# Resources on non-spherical conductor surface charges

Hi all,
I know qualitatively that charges tend to concentrate on sharp edges of conducting surfaces. I have tried searching online for a mathematical treatment of such a phenomenon, but I cannot find anything that's quite rigorous. I'd appreciate it if someone could guide me towards such resources.
Thank you.

ZapperZ
Staff Emeritus
Hi all,
I know qualitatively that charges tend to concentrate on sharp edges of conducting surfaces. I have tried searching online for a mathematical treatment of such a phenomenon, but I cannot find anything that's quite rigorous. I'd appreciate it if someone could guide me towards such resources.
Thank you.

Define "mathematical treatment".

If you want a plug-and-chug equation, there is no such thing. This is really a complex boundary-value problem involving finding the solution to Poisson's equation. Only the simplest and highly-symmetric cases will you find an analytical solution. Otherwise, you have to solve it numerically, typically using finite-element analysis.

Zz.

BvU and vanhees71
Thanks for answering.

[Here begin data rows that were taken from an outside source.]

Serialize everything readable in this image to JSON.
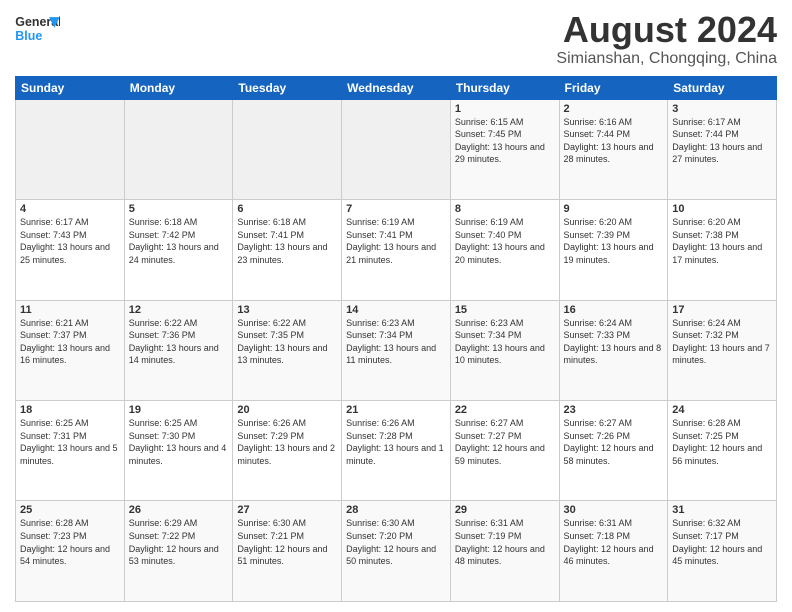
{
  "header": {
    "logo_general": "General",
    "logo_blue": "Blue",
    "month": "August 2024",
    "location": "Simianshan, Chongqing, China"
  },
  "days_of_week": [
    "Sunday",
    "Monday",
    "Tuesday",
    "Wednesday",
    "Thursday",
    "Friday",
    "Saturday"
  ],
  "weeks": [
    [
      {
        "day": "",
        "sunrise": "",
        "sunset": "",
        "daylight": ""
      },
      {
        "day": "",
        "sunrise": "",
        "sunset": "",
        "daylight": ""
      },
      {
        "day": "",
        "sunrise": "",
        "sunset": "",
        "daylight": ""
      },
      {
        "day": "",
        "sunrise": "",
        "sunset": "",
        "daylight": ""
      },
      {
        "day": "1",
        "sunrise": "Sunrise: 6:15 AM",
        "sunset": "Sunset: 7:45 PM",
        "daylight": "Daylight: 13 hours and 29 minutes."
      },
      {
        "day": "2",
        "sunrise": "Sunrise: 6:16 AM",
        "sunset": "Sunset: 7:44 PM",
        "daylight": "Daylight: 13 hours and 28 minutes."
      },
      {
        "day": "3",
        "sunrise": "Sunrise: 6:17 AM",
        "sunset": "Sunset: 7:44 PM",
        "daylight": "Daylight: 13 hours and 27 minutes."
      }
    ],
    [
      {
        "day": "4",
        "sunrise": "Sunrise: 6:17 AM",
        "sunset": "Sunset: 7:43 PM",
        "daylight": "Daylight: 13 hours and 25 minutes."
      },
      {
        "day": "5",
        "sunrise": "Sunrise: 6:18 AM",
        "sunset": "Sunset: 7:42 PM",
        "daylight": "Daylight: 13 hours and 24 minutes."
      },
      {
        "day": "6",
        "sunrise": "Sunrise: 6:18 AM",
        "sunset": "Sunset: 7:41 PM",
        "daylight": "Daylight: 13 hours and 23 minutes."
      },
      {
        "day": "7",
        "sunrise": "Sunrise: 6:19 AM",
        "sunset": "Sunset: 7:41 PM",
        "daylight": "Daylight: 13 hours and 21 minutes."
      },
      {
        "day": "8",
        "sunrise": "Sunrise: 6:19 AM",
        "sunset": "Sunset: 7:40 PM",
        "daylight": "Daylight: 13 hours and 20 minutes."
      },
      {
        "day": "9",
        "sunrise": "Sunrise: 6:20 AM",
        "sunset": "Sunset: 7:39 PM",
        "daylight": "Daylight: 13 hours and 19 minutes."
      },
      {
        "day": "10",
        "sunrise": "Sunrise: 6:20 AM",
        "sunset": "Sunset: 7:38 PM",
        "daylight": "Daylight: 13 hours and 17 minutes."
      }
    ],
    [
      {
        "day": "11",
        "sunrise": "Sunrise: 6:21 AM",
        "sunset": "Sunset: 7:37 PM",
        "daylight": "Daylight: 13 hours and 16 minutes."
      },
      {
        "day": "12",
        "sunrise": "Sunrise: 6:22 AM",
        "sunset": "Sunset: 7:36 PM",
        "daylight": "Daylight: 13 hours and 14 minutes."
      },
      {
        "day": "13",
        "sunrise": "Sunrise: 6:22 AM",
        "sunset": "Sunset: 7:35 PM",
        "daylight": "Daylight: 13 hours and 13 minutes."
      },
      {
        "day": "14",
        "sunrise": "Sunrise: 6:23 AM",
        "sunset": "Sunset: 7:34 PM",
        "daylight": "Daylight: 13 hours and 11 minutes."
      },
      {
        "day": "15",
        "sunrise": "Sunrise: 6:23 AM",
        "sunset": "Sunset: 7:34 PM",
        "daylight": "Daylight: 13 hours and 10 minutes."
      },
      {
        "day": "16",
        "sunrise": "Sunrise: 6:24 AM",
        "sunset": "Sunset: 7:33 PM",
        "daylight": "Daylight: 13 hours and 8 minutes."
      },
      {
        "day": "17",
        "sunrise": "Sunrise: 6:24 AM",
        "sunset": "Sunset: 7:32 PM",
        "daylight": "Daylight: 13 hours and 7 minutes."
      }
    ],
    [
      {
        "day": "18",
        "sunrise": "Sunrise: 6:25 AM",
        "sunset": "Sunset: 7:31 PM",
        "daylight": "Daylight: 13 hours and 5 minutes."
      },
      {
        "day": "19",
        "sunrise": "Sunrise: 6:25 AM",
        "sunset": "Sunset: 7:30 PM",
        "daylight": "Daylight: 13 hours and 4 minutes."
      },
      {
        "day": "20",
        "sunrise": "Sunrise: 6:26 AM",
        "sunset": "Sunset: 7:29 PM",
        "daylight": "Daylight: 13 hours and 2 minutes."
      },
      {
        "day": "21",
        "sunrise": "Sunrise: 6:26 AM",
        "sunset": "Sunset: 7:28 PM",
        "daylight": "Daylight: 13 hours and 1 minute."
      },
      {
        "day": "22",
        "sunrise": "Sunrise: 6:27 AM",
        "sunset": "Sunset: 7:27 PM",
        "daylight": "Daylight: 12 hours and 59 minutes."
      },
      {
        "day": "23",
        "sunrise": "Sunrise: 6:27 AM",
        "sunset": "Sunset: 7:26 PM",
        "daylight": "Daylight: 12 hours and 58 minutes."
      },
      {
        "day": "24",
        "sunrise": "Sunrise: 6:28 AM",
        "sunset": "Sunset: 7:25 PM",
        "daylight": "Daylight: 12 hours and 56 minutes."
      }
    ],
    [
      {
        "day": "25",
        "sunrise": "Sunrise: 6:28 AM",
        "sunset": "Sunset: 7:23 PM",
        "daylight": "Daylight: 12 hours and 54 minutes."
      },
      {
        "day": "26",
        "sunrise": "Sunrise: 6:29 AM",
        "sunset": "Sunset: 7:22 PM",
        "daylight": "Daylight: 12 hours and 53 minutes."
      },
      {
        "day": "27",
        "sunrise": "Sunrise: 6:30 AM",
        "sunset": "Sunset: 7:21 PM",
        "daylight": "Daylight: 12 hours and 51 minutes."
      },
      {
        "day": "28",
        "sunrise": "Sunrise: 6:30 AM",
        "sunset": "Sunset: 7:20 PM",
        "daylight": "Daylight: 12 hours and 50 minutes."
      },
      {
        "day": "29",
        "sunrise": "Sunrise: 6:31 AM",
        "sunset": "Sunset: 7:19 PM",
        "daylight": "Daylight: 12 hours and 48 minutes."
      },
      {
        "day": "30",
        "sunrise": "Sunrise: 6:31 AM",
        "sunset": "Sunset: 7:18 PM",
        "daylight": "Daylight: 12 hours and 46 minutes."
      },
      {
        "day": "31",
        "sunrise": "Sunrise: 6:32 AM",
        "sunset": "Sunset: 7:17 PM",
        "daylight": "Daylight: 12 hours and 45 minutes."
      }
    ]
  ]
}
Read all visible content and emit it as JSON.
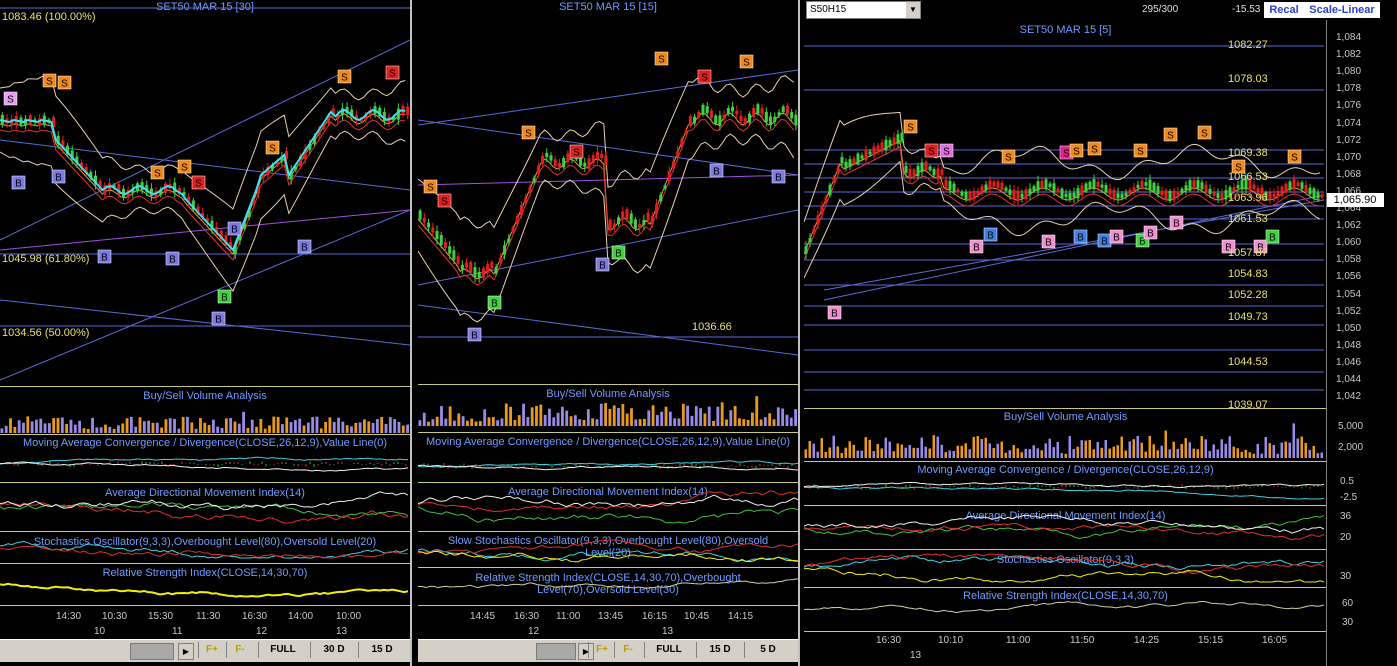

I mean, are there any analytical methods to solve, or approximate a solution to Poisson's equation in these cases? Or at least show mathematically, that the charges tend to concentrate at the tip of a pointed surface?

robphy
Homework Helper
Gold Member
The textbook proof goes this way.
Consider two conducting spheres, with radii ##R_1## and ##R_2##, separated by a large distance ##r \gg R_1,R_2## but connected by a wire. The surfaces have the same electric potential.
If the total charge is ##Q_1+Q_2##, what are ##Q_1## and ##Q_2## (how must that total charge be distributed)?